Pourquoi ce peuple me fascine-t-il autant ?
Je crois qu’il s’agit de son corps, de sa manière d’exister dans le corps, de l’habiter, de le toucher, d’entrer en relation à travers lui. L’humain d’ici semble vivre en corps avec moins d’embarras que là d’où je viens. Je perçois une sorte de gêne corporelle chez certains humains de mon pays que je ne rencontre pas ici.

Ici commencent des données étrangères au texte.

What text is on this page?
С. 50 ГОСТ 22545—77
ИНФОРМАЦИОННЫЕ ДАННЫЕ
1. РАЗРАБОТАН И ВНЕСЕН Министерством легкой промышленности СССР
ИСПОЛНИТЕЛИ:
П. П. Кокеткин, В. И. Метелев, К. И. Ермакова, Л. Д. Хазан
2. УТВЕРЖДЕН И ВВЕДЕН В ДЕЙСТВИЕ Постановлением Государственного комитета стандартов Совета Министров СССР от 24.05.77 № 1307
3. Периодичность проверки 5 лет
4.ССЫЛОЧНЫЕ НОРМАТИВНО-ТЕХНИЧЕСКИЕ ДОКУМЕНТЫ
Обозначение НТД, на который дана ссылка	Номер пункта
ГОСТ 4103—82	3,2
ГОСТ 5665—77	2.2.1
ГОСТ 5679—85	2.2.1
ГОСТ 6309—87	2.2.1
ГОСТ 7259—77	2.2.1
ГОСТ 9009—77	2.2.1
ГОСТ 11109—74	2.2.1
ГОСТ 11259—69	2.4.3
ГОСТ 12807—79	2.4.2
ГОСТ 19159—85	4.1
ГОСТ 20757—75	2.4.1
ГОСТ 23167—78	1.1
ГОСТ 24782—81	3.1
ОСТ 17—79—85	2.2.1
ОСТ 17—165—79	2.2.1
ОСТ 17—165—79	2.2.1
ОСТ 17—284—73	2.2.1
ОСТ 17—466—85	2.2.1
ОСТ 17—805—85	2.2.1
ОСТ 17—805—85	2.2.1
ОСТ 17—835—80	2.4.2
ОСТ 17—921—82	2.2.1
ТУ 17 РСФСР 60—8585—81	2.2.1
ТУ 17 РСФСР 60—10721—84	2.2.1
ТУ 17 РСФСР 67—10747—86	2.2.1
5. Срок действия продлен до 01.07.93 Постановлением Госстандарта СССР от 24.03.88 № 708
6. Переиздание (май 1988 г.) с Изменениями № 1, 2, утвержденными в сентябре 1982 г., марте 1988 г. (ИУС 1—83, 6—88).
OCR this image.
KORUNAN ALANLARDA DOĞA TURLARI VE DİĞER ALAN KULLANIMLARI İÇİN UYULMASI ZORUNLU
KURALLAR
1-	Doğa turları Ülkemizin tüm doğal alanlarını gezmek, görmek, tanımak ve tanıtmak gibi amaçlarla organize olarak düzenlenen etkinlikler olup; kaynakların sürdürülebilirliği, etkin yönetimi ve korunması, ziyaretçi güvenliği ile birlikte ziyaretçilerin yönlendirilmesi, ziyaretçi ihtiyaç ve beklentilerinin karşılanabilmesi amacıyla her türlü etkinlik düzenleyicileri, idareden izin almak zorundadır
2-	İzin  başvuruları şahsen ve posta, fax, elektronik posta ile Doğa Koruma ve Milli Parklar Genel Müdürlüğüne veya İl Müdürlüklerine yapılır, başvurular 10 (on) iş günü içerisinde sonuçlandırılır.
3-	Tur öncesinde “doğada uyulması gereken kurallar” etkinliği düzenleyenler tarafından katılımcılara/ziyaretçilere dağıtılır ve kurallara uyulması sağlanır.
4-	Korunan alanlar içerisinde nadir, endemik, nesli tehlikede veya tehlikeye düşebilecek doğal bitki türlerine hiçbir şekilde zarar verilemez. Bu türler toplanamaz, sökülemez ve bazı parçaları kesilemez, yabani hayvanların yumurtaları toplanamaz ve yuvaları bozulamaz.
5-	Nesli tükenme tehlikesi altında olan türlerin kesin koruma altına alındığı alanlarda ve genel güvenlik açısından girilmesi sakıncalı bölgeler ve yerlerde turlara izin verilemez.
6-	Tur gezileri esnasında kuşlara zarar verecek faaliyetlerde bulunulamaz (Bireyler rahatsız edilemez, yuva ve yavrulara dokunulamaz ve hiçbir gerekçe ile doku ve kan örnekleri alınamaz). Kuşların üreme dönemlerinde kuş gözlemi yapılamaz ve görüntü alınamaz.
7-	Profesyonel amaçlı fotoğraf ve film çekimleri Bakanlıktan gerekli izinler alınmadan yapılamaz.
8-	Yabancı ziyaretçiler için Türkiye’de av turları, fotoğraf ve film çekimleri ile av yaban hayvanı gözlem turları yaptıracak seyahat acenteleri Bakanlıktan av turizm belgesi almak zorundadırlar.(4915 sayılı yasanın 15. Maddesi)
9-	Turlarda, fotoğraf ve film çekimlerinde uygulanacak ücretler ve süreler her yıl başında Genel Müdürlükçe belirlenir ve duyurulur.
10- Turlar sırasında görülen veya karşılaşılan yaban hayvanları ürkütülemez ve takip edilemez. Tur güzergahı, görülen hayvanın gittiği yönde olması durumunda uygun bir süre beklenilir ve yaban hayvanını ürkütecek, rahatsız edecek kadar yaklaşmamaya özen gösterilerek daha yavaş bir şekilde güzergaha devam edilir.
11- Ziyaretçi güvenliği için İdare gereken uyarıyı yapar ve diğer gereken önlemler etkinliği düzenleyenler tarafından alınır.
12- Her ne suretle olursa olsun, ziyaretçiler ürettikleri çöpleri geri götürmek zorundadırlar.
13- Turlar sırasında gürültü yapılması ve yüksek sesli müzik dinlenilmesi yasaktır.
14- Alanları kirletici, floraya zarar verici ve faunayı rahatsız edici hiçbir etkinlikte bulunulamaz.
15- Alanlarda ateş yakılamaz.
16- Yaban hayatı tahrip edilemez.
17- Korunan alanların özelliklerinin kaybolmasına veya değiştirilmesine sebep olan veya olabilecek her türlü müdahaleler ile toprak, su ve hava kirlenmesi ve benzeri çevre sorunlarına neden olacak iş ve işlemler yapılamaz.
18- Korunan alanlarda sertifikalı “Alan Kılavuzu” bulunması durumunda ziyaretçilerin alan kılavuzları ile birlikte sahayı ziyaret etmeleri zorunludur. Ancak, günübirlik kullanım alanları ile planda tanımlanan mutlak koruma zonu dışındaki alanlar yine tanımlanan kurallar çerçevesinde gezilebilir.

Qu’ils soient énormes, abîmés, fripés, en évidente dégénérescence ou qu’ils soient forts, dorés, sculptés, soignés, il règne entre tous ces corps, du plus morbide au plus sain, comme un air d’accueil, d’acceptation, de respect. Je suis consciente qu’il s’agit de ma perception d’individu isolé dans des frontières de chair, d’os et de mémoires cellulaires. Le vécu intérieur de ces corps formant un peuple est sûrement tout autre, il doit d’ailleurs être aussi divers que le nombre d’humains de cette terre brûlante.
(Je ne peux parler qu’à partir de ce moi que j’occupe pour un temps. Cette réalité m’a plus d’une fois fait ressentir des symptômes de claustrophobie. Je garde en mémoire avec une surprenante clarté le souvenir de la sensation de petitesse, de limitation oppressante qui m’a envahit au moment où j’ai senti pour la première fois cette lucidité sensorielle éclatante qui m’informait de la relativité découlant de la vie dans un corps, un esprit unique, individuel, temporel, conditionné.)
La passion que je ressens pour ce peuple vient sûrement (en partie) de cette impression de vastitude que je perçois à l’intérieur de leurs corps ainsi que dans l’espace entre eux. Vivre dans un corps n’est pas une expérience banale. Vivre dans un corps humain est, de mon point de vue, complètement extraordinaire.
Le seul état qui selon moi s’approche de ce qu’on appelle la mort (ou quasi absence de vie) est d’ailleurs cette condition dans lequel l’humain est capable de s’empêtrer et qui lui donne un air de prétention ultime : l’illusion que TOUT est ordinaire. Cette illusion lui enlève toute capacité d’émerveillement, de découverte, tout élan de curiosité, toute conscience de la naissance permanente de toute chose.
Je comprends aujourd’hui un peu mieux pourquoi je suis si souvent revenue ici, pourquoi je savoure tellement respirer l’air de ce pays, plonger mon corps dans la foule, le vacarme, la chaleur, le chaos de cette part d’humanité. Il s’agit de vivre en corps. Il s’agit pour moi de sentir ce corps d’une manière nouvelle. J’entends, je ressens avec beaucoup plus d’aisance les messages de la terre, de l’eau, du feu, de l’air lorsque mes pieds se posent sur ce sol, que mes poumons s’emplissent de l’air épais, doux et chaud de ce pays. Tout semble plus vivant, clair, sincère. Comme si les âmes étaient à vif, pas de rideaux pour se cacher, si peu d’habits, la peau est découverte, l’être a tellement moins de planque, la vie circule, fière et souveraine, entre ces milliers de vies humaines.